Alfonso Portillo, Former President of Guatemala, Gets U.S. Noriega Treatment
It's not often that a former president of an entire nation is extradited to the United States on criminal charges, but that happened today as the feds took custody of former Guatemalan president Alfonso Portillo on money-laundering charges.
Portillo was president of the central American country from 2000 to 2004. He lived in exile in Mexico for some of the period following his presidency, and bitterly fought extradition to the U.S. He is now charged with conspiracy to launder some $70 million in Guatemalan government funds through U.S. banks.
The extradition recalls that of former Panamanian President Manuel Noriega, who served 15 years in U.S. federal prison for his role in a massive drug and money-laundering conspiracy.
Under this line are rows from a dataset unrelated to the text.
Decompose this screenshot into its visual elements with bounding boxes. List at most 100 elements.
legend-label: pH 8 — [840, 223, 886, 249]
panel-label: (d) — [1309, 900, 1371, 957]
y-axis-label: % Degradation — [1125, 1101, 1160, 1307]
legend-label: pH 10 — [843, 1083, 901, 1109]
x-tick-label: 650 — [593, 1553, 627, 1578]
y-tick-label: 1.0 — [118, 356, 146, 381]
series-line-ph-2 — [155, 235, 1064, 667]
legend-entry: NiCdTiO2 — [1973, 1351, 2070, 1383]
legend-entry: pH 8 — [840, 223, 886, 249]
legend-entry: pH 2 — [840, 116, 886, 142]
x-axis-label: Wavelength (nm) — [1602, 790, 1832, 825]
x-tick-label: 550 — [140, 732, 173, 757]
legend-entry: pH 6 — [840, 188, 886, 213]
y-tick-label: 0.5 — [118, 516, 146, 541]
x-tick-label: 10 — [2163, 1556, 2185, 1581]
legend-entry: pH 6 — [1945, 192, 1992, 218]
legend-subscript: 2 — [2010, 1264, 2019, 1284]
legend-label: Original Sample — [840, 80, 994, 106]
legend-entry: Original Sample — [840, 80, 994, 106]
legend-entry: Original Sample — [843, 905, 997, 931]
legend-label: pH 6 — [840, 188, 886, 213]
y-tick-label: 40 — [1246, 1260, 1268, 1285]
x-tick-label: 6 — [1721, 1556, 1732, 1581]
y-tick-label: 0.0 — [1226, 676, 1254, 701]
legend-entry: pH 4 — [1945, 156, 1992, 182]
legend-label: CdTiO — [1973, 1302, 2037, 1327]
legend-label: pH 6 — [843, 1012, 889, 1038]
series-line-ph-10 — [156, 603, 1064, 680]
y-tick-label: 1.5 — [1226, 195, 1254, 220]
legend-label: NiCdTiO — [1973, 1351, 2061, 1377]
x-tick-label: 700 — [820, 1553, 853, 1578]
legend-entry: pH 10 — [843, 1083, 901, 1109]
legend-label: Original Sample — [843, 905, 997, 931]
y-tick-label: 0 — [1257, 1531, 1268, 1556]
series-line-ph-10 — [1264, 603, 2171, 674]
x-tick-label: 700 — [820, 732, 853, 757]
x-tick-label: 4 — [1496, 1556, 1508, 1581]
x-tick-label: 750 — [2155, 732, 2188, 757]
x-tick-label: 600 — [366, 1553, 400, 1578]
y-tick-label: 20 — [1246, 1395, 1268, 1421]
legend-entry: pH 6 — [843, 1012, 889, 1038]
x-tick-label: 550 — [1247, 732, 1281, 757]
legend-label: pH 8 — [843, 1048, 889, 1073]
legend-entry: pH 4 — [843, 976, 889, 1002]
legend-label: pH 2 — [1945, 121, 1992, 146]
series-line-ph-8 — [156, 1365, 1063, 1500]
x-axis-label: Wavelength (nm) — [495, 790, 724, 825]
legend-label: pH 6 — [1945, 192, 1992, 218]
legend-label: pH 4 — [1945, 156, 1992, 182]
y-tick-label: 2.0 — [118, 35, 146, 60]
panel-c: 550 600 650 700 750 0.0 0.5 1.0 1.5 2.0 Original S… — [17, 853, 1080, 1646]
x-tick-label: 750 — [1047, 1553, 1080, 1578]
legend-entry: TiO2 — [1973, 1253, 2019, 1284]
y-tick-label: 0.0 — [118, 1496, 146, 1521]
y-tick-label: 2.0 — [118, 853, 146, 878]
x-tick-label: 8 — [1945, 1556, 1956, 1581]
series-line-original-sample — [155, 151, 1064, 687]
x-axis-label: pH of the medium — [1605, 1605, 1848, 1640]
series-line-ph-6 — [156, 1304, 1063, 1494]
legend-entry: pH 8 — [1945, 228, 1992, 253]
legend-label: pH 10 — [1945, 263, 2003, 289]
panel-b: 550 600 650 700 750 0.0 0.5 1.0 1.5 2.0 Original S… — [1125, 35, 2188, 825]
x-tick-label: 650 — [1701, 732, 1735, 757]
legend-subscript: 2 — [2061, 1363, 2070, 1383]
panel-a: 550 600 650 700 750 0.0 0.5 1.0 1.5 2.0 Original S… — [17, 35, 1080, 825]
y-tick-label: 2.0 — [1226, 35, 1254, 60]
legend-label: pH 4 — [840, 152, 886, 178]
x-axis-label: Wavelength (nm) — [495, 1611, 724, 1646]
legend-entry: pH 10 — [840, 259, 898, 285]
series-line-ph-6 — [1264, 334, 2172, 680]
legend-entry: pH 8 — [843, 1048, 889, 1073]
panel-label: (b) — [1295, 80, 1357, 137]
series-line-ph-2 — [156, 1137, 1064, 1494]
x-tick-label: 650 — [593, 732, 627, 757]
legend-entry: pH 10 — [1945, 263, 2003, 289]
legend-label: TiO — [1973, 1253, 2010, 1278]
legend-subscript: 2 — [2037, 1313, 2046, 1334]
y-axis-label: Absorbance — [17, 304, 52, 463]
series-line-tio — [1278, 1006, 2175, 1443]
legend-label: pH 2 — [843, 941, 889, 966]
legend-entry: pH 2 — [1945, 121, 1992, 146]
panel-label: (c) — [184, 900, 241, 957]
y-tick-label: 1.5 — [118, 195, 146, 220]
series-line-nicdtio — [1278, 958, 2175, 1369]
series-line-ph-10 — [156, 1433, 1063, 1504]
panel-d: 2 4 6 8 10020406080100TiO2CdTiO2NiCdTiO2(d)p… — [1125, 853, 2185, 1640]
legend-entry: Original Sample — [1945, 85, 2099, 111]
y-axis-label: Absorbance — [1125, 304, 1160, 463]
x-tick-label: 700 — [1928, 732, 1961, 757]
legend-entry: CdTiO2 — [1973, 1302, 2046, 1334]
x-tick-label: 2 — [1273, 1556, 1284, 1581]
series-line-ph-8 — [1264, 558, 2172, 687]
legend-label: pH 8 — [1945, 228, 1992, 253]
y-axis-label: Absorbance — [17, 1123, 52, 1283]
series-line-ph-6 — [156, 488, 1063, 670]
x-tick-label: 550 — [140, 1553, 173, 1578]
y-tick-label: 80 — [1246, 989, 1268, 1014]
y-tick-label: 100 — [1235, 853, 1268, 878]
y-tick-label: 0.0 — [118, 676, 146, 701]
The U.S. actually invaded Panama in 1989 to remove him from power.
While in office, Portillo allegedly diverted $2.5 million in grants from the government of Taiwan from a program to purchase books for his country's schools into accounts in his former wife's name in Europe. He also allegedly stole $3.9 million from the Guatemalan defense department for personal expenses like a land purchase, a loan, and cash funneled through a third party who was in on the scam to a Miami bank. Millions more were stolen from the country's national bank via a web of shell corporations to allow him and his friends to live the high life.
He faces 20 years in prison and a $500,000 fine. United States Attorney Preet Bharara said: "After three years of fighting his extradition, Alfonso Portillo has finally arrived in the United States to answer for his alleged misappropriation of millions of dollars intended for the benefit of the people of Guatemala."